Als ich ein Kind war, fragte ich mich, welche Bilder in einem Museum landen würden. Ein Museum war der Ort für Kunst. Das war also damals mein Maßstab. Meine Antwort war, dass man wahrscheinlich besonders gut im Malen sein muss. Auf jeden Fall besser als die anderen.

Jakob Alt, Der Garten von Laudaya, 1841 (mit Genehmigung unter den Bedingungen der Lizenz CC BY-SA 4.0 Städel Museum, Frankfurt am Main)

Meine Eltern hatten einen Druck eines Gemäldes von Paul Klee aufgehängt und für mich sah es nicht viel anders aus als Kekse auf einem Backblech. Wenn er damit berühmt werden konnte, war er wahrscheinlich der Erste, der andere Menschen mit solchen Grafiken überraschte, dachte ich mir.

Auch wenn diese Ansichten kindlich sind, würde ich die Fragen als Erwachsener heute noch ähnlich beantworten.

Ein Kunstwerk entsteht nicht durch das Reproduzieren der Realität, sondern vielmehr durch die Interpretation eines Moments. Das gilt für Gemälde ebenso wie für Fotografien.

Durch die Wahl eines Blickwinkels bei einer bestimmten Brennweite, das Beschneiden des Bildausschnitts, die Kontrolle der Schärfe und durch die Nachbearbeitung wird der Inhalt des Bildes gesteuert. Und das resultierende Bild wird im Betrachter etwas auslösen oder nicht.

Das ist wahrscheinlich der Knackpunkt. Denn ein Betrachter wird nicht automatisch dasselbe empfinden wie der Künstler. Wenn ich ein Foto mache, war ich dort, habe mit dem Model kommuniziert und nur ich weiß, warum ich was und wie gemacht habe. Ohne weitere Erklärung muss diese Fotografie beim Betrachten Emotionen wecken. Für mich ist das eine der wahren Bedeutungen von Kunst.

Bilder zu machen ist einfach.
Aber Fotografie ist eine sehr schwierige Kunst.

Pontus Hulten

Ich habe acht Semester Kunstgeschichte studiert und vieles davon war mir zu viel. Zu theoretisch. Zu viel Geschwätz und Interpretation. Wir leben in einer Welt der Reizüberflutung. Ich sehe Kunst als eine Form der Unterhaltung. Kunst muss gefallen, würde ich heute behaupten.

Das bedeutet nicht, dass ich Werken den Kunststatus abspreche, die zum Beispiel schockieren, auf Missstände aufmerksam machen oder provozieren. All das hat auch seine Berechtigung. Aber genauso wie ich Thriller nicht mag, weil sie mir persönlich zu brutal sind und mir nicht guttun, möchte ich selbst von Kunst positiv angesprochen werden.

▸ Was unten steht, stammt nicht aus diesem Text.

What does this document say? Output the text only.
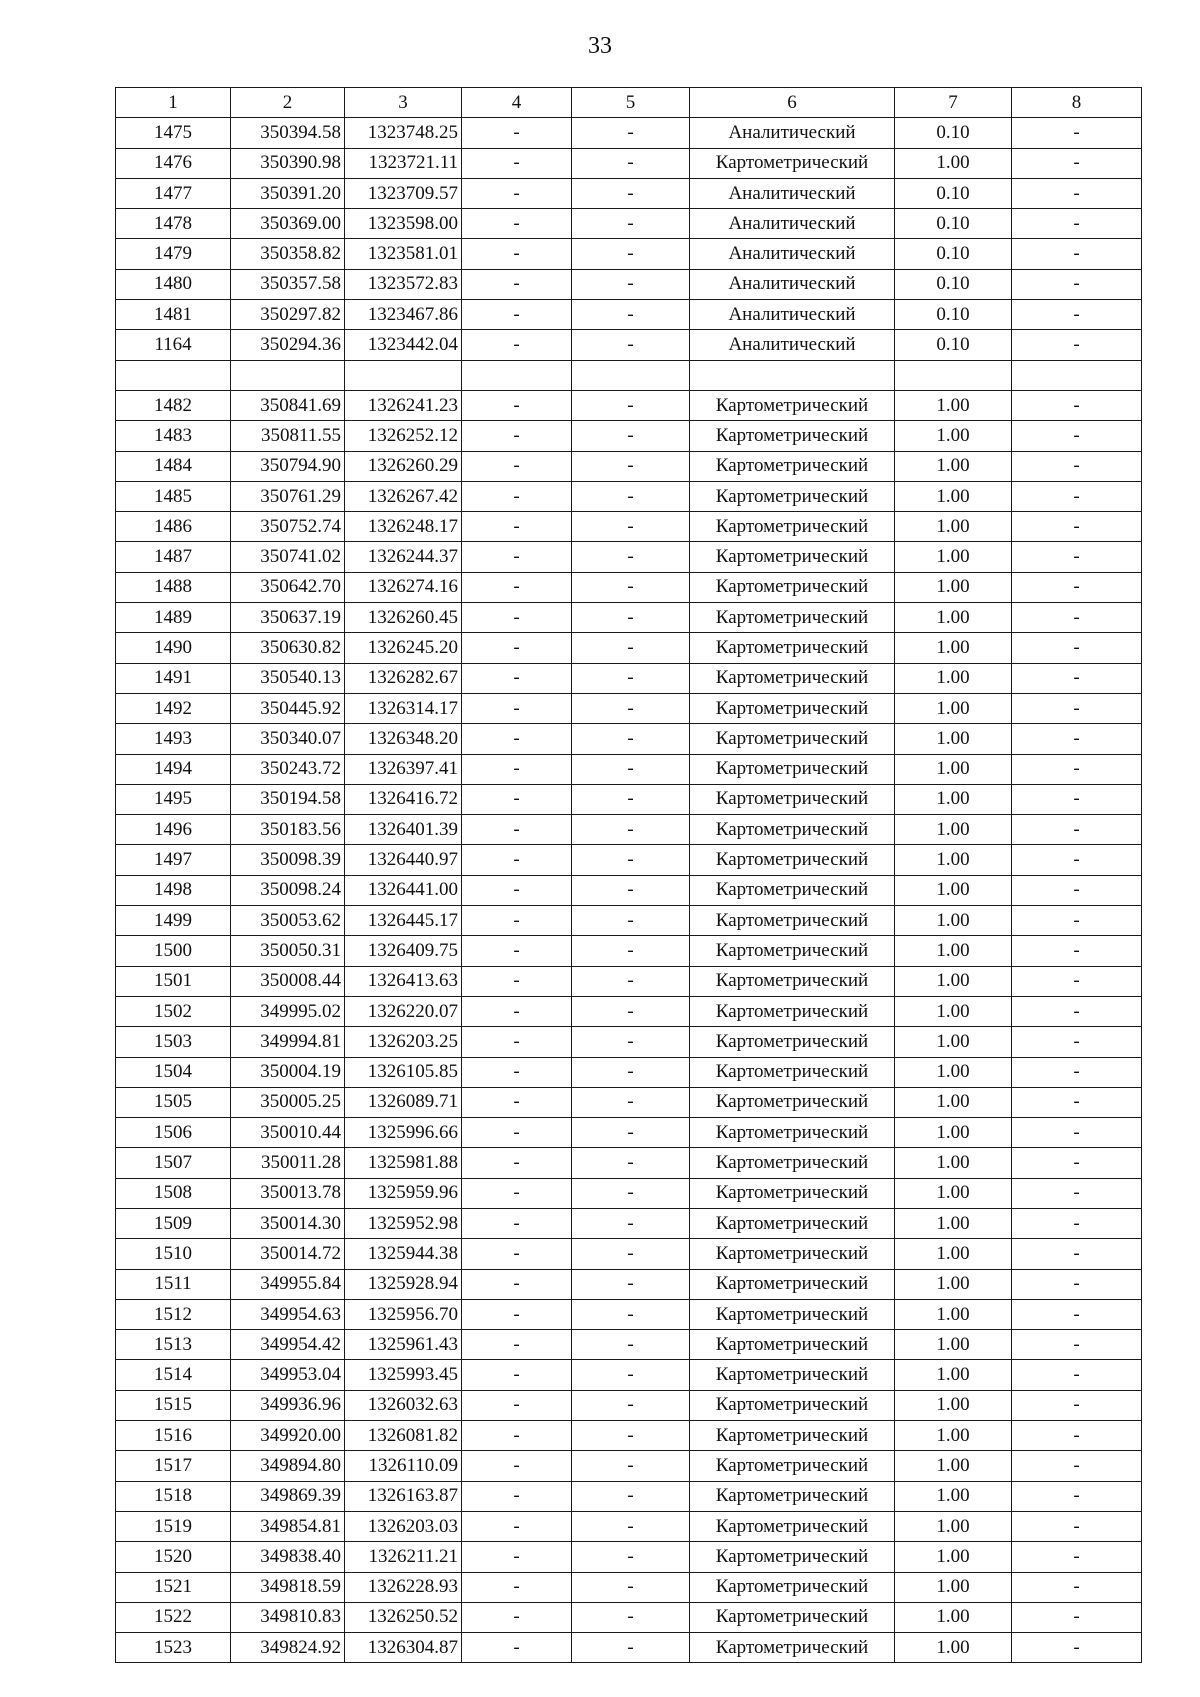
33
1	2	3	4	5	6	7	8
1475	350394.58	1323748.25	-	-	Аналитический	0.10	-
1476	350390.98	1323721.11	-	-	Картометрический	1.00	-
1477	350391.20	1323709.57	-	-	Аналитический	0.10	-
1478	350369.00	1323598.00	-	-	Аналитический	0.10	-
1479	350358.82	1323581.01	-	-	Аналитический	0.10	-
1480	350357.58	1323572.83	-	-	Аналитический	0.10	-
1481	350297.82	1323467.86	-	-	Аналитический	0.10	-
1164	350294.36	1323442.04	-	-	Аналитический	0.10	-

1482	350841.69	1326241.23	-	-	Картометрический	1.00	-
1483	350811.55	1326252.12	-	-	Картометрический	1.00	-
1484	350794.90	1326260.29	-	-	Картометрический	1.00	-
1485	350761.29	1326267.42	-	-	Картометрический	1.00	-
1486	350752.74	1326248.17	-	-	Картометрический	1.00	-
1487	350741.02	1326244.37	-	-	Картометрический	1.00	-
1488	350642.70	1326274.16	-	-	Картометрический	1.00	-
1489	350637.19	1326260.45	-	-	Картометрический	1.00	-
1490	350630.82	1326245.20	-	-	Картометрический	1.00	-
1491	350540.13	1326282.67	-	-	Картометрический	1.00	-
1492	350445.92	1326314.17	-	-	Картометрический	1.00	-
1493	350340.07	1326348.20	-	-	Картометрический	1.00	-
1494	350243.72	1326397.41	-	-	Картометрический	1.00	-
1495	350194.58	1326416.72	-	-	Картометрический	1.00	-
1496	350183.56	1326401.39	-	-	Картометрический	1.00	-
1497	350098.39	1326440.97	-	-	Картометрический	1.00	-
1498	350098.24	1326441.00	-	-	Картометрический	1.00	-
1499	350053.62	1326445.17	-	-	Картометрический	1.00	-
1500	350050.31	1326409.75	-	-	Картометрический	1.00	-
1501	350008.44	1326413.63	-	-	Картометрический	1.00	-
1502	349995.02	1326220.07	-	-	Картометрический	1.00	-
1503	349994.81	1326203.25	-	-	Картометрический	1.00	-
1504	350004.19	1326105.85	-	-	Картометрический	1.00	-
1505	350005.25	1326089.71	-	-	Картометрический	1.00	-
1506	350010.44	1325996.66	-	-	Картометрический	1.00	-
1507	350011.28	1325981.88	-	-	Картометрический	1.00	-
1508	350013.78	1325959.96	-	-	Картометрический	1.00	-
1509	350014.30	1325952.98	-	-	Картометрический	1.00	-
1510	350014.72	1325944.38	-	-	Картометрический	1.00	-
1511	349955.84	1325928.94	-	-	Картометрический	1.00	-
1512	349954.63	1325956.70	-	-	Картометрический	1.00	-
1513	349954.42	1325961.43	-	-	Картометрический	1.00	-
1514	349953.04	1325993.45	-	-	Картометрический	1.00	-
1515	349936.96	1326032.63	-	-	Картометрический	1.00	-
1516	349920.00	1326081.82	-	-	Картометрический	1.00	-
1517	349894.80	1326110.09	-	-	Картометрический	1.00	-
1518	349869.39	1326163.87	-	-	Картометрический	1.00	-
1519	349854.81	1326203.03	-	-	Картометрический	1.00	-
1520	349838.40	1326211.21	-	-	Картометрический	1.00	-
1521	349818.59	1326228.93	-	-	Картометрический	1.00	-
1522	349810.83	1326250.52	-	-	Картометрический	1.00	-
1523	349824.92	1326304.87	-	-	Картометрический	1.00	-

Kunst soll in mir ein positives Gefühl auslösen. Wie Sie sehen, haben Definitionen zu diesem Thema immer eine sehr subjektive Ebene. Und es ist wahrscheinlich, dass Ihre persönliche Definition anders sein wird.

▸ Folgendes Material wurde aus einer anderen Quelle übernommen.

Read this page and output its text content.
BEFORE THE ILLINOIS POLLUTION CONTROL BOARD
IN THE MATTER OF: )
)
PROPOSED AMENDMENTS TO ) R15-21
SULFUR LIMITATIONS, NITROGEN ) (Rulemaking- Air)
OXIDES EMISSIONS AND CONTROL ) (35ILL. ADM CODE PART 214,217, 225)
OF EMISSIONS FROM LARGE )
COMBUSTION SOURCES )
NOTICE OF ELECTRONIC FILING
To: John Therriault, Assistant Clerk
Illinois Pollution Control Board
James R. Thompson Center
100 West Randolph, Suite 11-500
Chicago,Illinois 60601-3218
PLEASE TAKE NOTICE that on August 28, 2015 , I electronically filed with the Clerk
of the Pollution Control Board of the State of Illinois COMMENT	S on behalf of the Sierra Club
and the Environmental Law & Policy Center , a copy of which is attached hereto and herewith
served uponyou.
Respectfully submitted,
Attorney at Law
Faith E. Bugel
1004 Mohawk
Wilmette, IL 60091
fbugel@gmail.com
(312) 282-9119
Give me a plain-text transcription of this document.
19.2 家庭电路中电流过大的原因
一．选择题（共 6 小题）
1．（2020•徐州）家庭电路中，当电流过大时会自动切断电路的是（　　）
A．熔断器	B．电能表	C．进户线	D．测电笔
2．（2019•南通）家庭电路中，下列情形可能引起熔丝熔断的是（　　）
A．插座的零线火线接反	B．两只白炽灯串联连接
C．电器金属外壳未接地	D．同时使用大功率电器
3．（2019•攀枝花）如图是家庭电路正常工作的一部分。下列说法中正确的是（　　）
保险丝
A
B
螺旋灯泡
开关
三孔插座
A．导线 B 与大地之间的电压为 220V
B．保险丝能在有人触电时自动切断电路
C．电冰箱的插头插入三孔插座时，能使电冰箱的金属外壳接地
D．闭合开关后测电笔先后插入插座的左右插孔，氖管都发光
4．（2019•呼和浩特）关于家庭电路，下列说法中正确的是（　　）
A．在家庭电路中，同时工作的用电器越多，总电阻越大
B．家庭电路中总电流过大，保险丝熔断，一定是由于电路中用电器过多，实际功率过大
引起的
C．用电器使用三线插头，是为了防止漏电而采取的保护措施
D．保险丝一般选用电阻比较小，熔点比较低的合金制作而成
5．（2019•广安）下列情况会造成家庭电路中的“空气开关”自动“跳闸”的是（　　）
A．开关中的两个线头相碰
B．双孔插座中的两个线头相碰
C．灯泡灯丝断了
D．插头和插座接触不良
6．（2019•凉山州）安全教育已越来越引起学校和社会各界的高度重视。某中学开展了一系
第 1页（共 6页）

Bei der Recherche für diesen Artikel bin ich auf etwas Erstaunliches gestoßen. Bereits 1932 schrieb Maxim Kopf „Kunststile vergehen, aber die Grundgefühle, aus denen sie lebten, bestehen weiter und kommen immer wieder zum Vorschein. [...] Denn Stile leben immer aus einer bestimmten menschlichen Grundhaltung [...] was durch die Geschichte geschieht, ist nichts anderes als der Mensch, der sich in den zahlreichen Möglichkeiten seines Fühlens und Weltverständnisses entfaltet."

Dem würde ich sofort zustimmen. Bei Kunst geht es um Gefühl und Gefühle.

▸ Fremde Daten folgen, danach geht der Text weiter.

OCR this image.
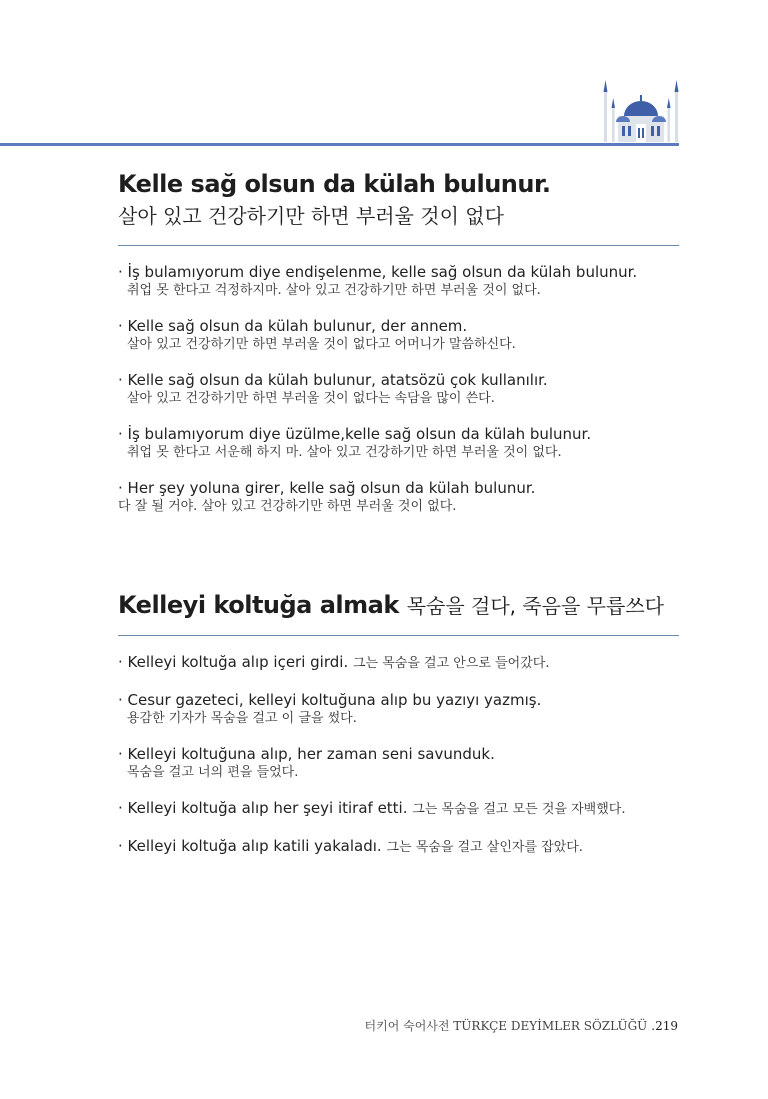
Kelle sağ olsun da külah bulunur.
살아 있고 건강하기만 하면 부러울 것이 없다
· İş bulamıyorum diye endişelenme, kelle sağ olsun da külah bulunur.
취업 못 한다고 걱정하지마. 살아 있고 건강하기만 하면 부러울 것이 없다.
· Kelle sağ olsun da külah bulunur, der annem.
살아 있고 건강하기만 하면 부러울 것이 없다고 어머니가 말씀하신다.
· Kelle sağ olsun da külah bulunur, atatsözü çok kullanılır.
살아 있고 건강하기만 하면 부러울 것이 없다는 속담을 많이 쓴다.
· İş bulamıyorum diye üzülme,kelle sağ olsun da külah bulunur.
취업 못 한다고 서운해 하지 마. 살아 있고 건강하기만 하면 부러울 것이 없다.
· Her şey yoluna girer, kelle sağ olsun da külah bulunur.
다 잘 될 거야. 살아 있고 건강하기만 하면 부러울 것이 없다.
Kelleyi koltuğa almak 목숨을 걸다, 죽음을 무릅쓰다
· Kelleyi koltuğa alıp içeri girdi. 그는 목숨을 걸고 안으로 들어갔다.
· Cesur gazeteci, kelleyi koltuğuna alıp bu yazıyı yazmış.
용감한 기자가 목숨을 걸고 이 글을 썼다.
· Kelleyi koltuğuna alıp, her zaman seni savunduk.
목숨을 걸고 너의 편을 들었다.
· Kelleyi koltuğa alıp her şeyi itiraf etti. 그는 목숨을 걸고 모든 것을 자백했다.
· Kelleyi koltuğa alıp katili yakaladı. 그는 목숨을 걸고 살인자를 잡았다.
터키어 숙어사전 TÜRKÇE DEYİMLER SÖZLÜĞÜ .219
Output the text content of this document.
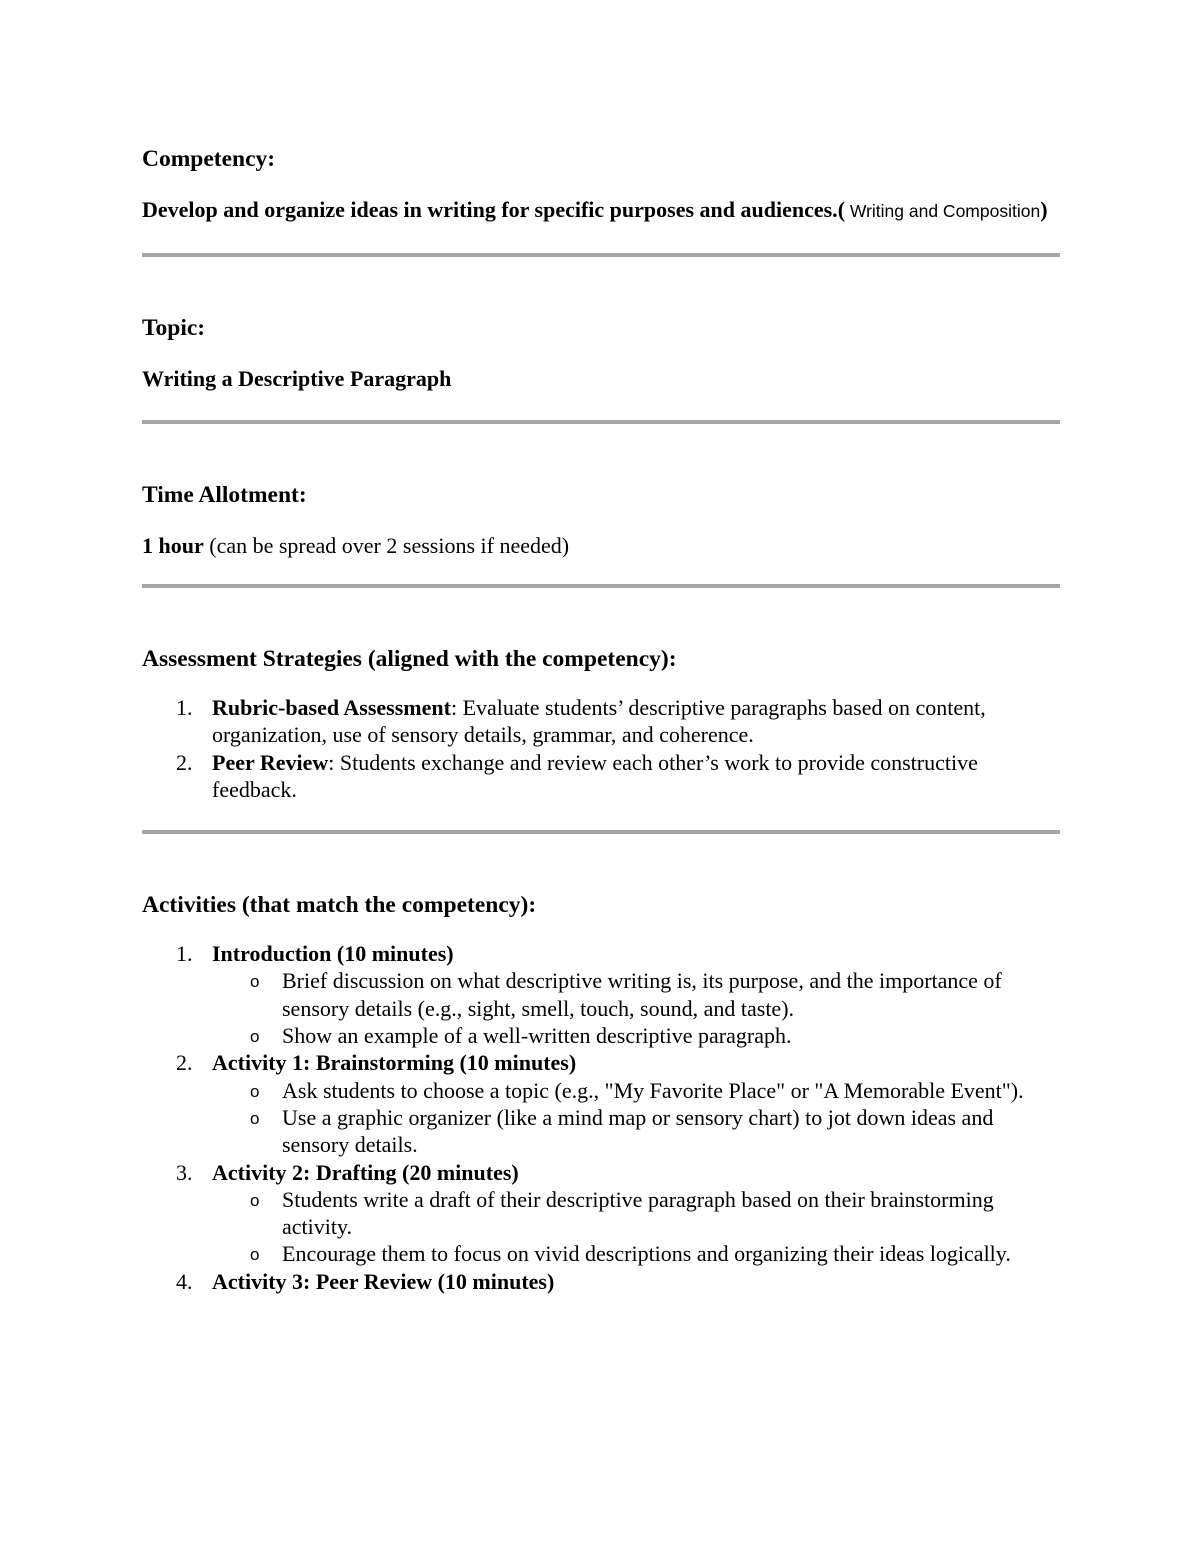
Competency:

Develop and organize ideas in writing for specific purposes and audiences.( Writing and Composition)

Topic:

Writing a Descriptive Paragraph

Time Allotment:

1 hour (can be spread over 2 sessions if needed)

Assessment Strategies (aligned with the competency):
1. Rubric-based Assessment: Evaluate students’ descriptive paragraphs based on content, organization, use of sensory details, grammar, and coherence.
2. Peer Review: Students exchange and review each other’s work to provide constructive feedback.
Activities (that match the competency):
1. Introduction (10 minutes)
o Brief discussion on what descriptive writing is, its purpose, and the importance of sensory details (e.g., sight, smell, touch, sound, and taste).
o Show an example of a well-written descriptive paragraph.
2. Activity 1: Brainstorming (10 minutes)
o Ask students to choose a topic (e.g., "My Favorite Place" or "A Memorable Event").
o Use a graphic organizer (like a mind map or sensory chart) to jot down ideas and sensory details.
3. Activity 2: Drafting (20 minutes)
o Students write a draft of their descriptive paragraph based on their brainstorming activity.
o Encourage them to focus on vivid descriptions and organizing their ideas logically.
4. Activity 3: Peer Review (10 minutes)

Die Frage bleibt: Wann ist Fotografie Kunst und wann ist sie nur ein Schnappschuss? Um dies zu beantworten, wird häufig Susan Sontags „Diktum des Neuen" als Kriterium für den künstlerischen Gehalt einer Fotografie angeführt: die Erkundung neuer formaler Möglichkeiten, die Erfindung neuer Bildsprachen und fotografischer Sehweisen. Es geht also nicht um technische Perfektion, sondern darum, etwas „Neues" zu schaffen. Ein Kunstwerk muss Fragen aufwerfen. Was löst das Bild in mir aus? Eröffnet es mir einen neuen Blick?

Was ich aus diesen Definitionen ohne Zweifel mitnehme, ist, dass Kunst nicht einfach passiert. Kunst ist kein Zufall, sondern das Ergebnis eines Prozesses. Oder wie Karl Valentin es einmal ausdrückte: „Kunst ist schön. Macht aber viel Arbeit."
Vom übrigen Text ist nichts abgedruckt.